Add Pagefind Search to Hugo
Victor Dorneanu

Victor Dorneanu @dorneanu

About: I work as a Security Architect currently with focus on ETH. I mainly code in Golang, Python and TypeScript. I use (Doom) Emacs for almost everything and ORG mode for generating/publishing content.

Location:
Berlin
Joined:
Dec 3, 2019

Add Pagefind Search to Hugo

Publish Date: Apr 10
0 0

Introduction

Every PKMS/BASB needs a search functionality. Ever since I've created brainfck to host my own collection of thoughts/ideas/resources (aka Zettelkasten) I wanted to be able to actually search within my collection of org-roam based notes. Meanwhile for all my sites I own (this blog, my CV/portfolio, brainfck and defersec) I use hugo. All of them didn't have proper search capabilities. That's why I was looking for a proper way to include search functionalities without any major effort.

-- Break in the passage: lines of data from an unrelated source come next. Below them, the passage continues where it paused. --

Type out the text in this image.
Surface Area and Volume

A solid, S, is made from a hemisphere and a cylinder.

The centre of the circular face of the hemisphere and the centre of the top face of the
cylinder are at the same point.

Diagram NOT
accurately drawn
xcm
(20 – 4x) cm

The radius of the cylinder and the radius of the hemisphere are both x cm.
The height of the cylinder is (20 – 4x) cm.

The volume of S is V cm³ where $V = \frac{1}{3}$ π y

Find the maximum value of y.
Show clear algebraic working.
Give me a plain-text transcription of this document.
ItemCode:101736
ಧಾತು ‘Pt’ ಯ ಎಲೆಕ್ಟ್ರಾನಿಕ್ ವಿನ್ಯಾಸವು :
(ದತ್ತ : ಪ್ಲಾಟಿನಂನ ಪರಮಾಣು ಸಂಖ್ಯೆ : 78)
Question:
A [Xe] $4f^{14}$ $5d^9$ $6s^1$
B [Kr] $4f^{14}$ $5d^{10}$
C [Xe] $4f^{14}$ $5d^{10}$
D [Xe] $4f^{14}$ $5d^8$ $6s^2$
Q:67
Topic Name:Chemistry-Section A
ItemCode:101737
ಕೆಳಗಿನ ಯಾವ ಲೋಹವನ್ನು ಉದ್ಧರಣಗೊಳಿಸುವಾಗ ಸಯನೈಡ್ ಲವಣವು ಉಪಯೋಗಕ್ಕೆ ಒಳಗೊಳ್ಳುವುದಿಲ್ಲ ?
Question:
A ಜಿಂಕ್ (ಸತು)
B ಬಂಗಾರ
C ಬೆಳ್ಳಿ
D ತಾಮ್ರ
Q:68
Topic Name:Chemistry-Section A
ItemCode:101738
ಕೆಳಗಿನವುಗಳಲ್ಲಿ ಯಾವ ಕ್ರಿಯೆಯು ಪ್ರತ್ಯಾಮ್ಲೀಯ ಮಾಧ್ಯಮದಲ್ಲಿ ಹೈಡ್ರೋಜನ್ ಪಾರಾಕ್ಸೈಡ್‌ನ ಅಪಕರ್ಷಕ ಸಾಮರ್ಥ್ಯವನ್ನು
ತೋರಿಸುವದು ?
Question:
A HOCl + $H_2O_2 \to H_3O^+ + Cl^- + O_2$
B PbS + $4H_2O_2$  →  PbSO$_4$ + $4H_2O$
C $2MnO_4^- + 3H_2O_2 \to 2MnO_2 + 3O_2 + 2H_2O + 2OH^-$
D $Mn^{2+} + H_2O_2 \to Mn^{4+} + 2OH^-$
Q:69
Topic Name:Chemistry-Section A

Hugo, indeed, has some open-source and commercial search options you can choose from. I have used this fuse.js integration in the past but I wasn't happy with it. It didn't index well, I couldn't find all my content. Of course, I was thinking having Algolia DocSearch do the magic but one has to apply for it. Also, not all of my sites are about technical documentation. So I had to find another alternative. Digging deeper I came across Pagefind.

Here is a screenshot how it currently looks like:

Search function on brainfck.org using Pagefind

Pagefind

Pagefind is a lightweight, static search solution designed specifically for static sites like those built with Hugo. It works by generating a search index during your site's build process, creating a client-side search experience that doesn't require any server infrastructure.

The indexing works by crawling your static HTML files after they're built, extracting content and metadata. Pagefind creates a compressed search index that's both fast and efficient, typically resulting in index sizes of about 1/1000th of your original content size. This means your search functionality remains quick even on larger sites.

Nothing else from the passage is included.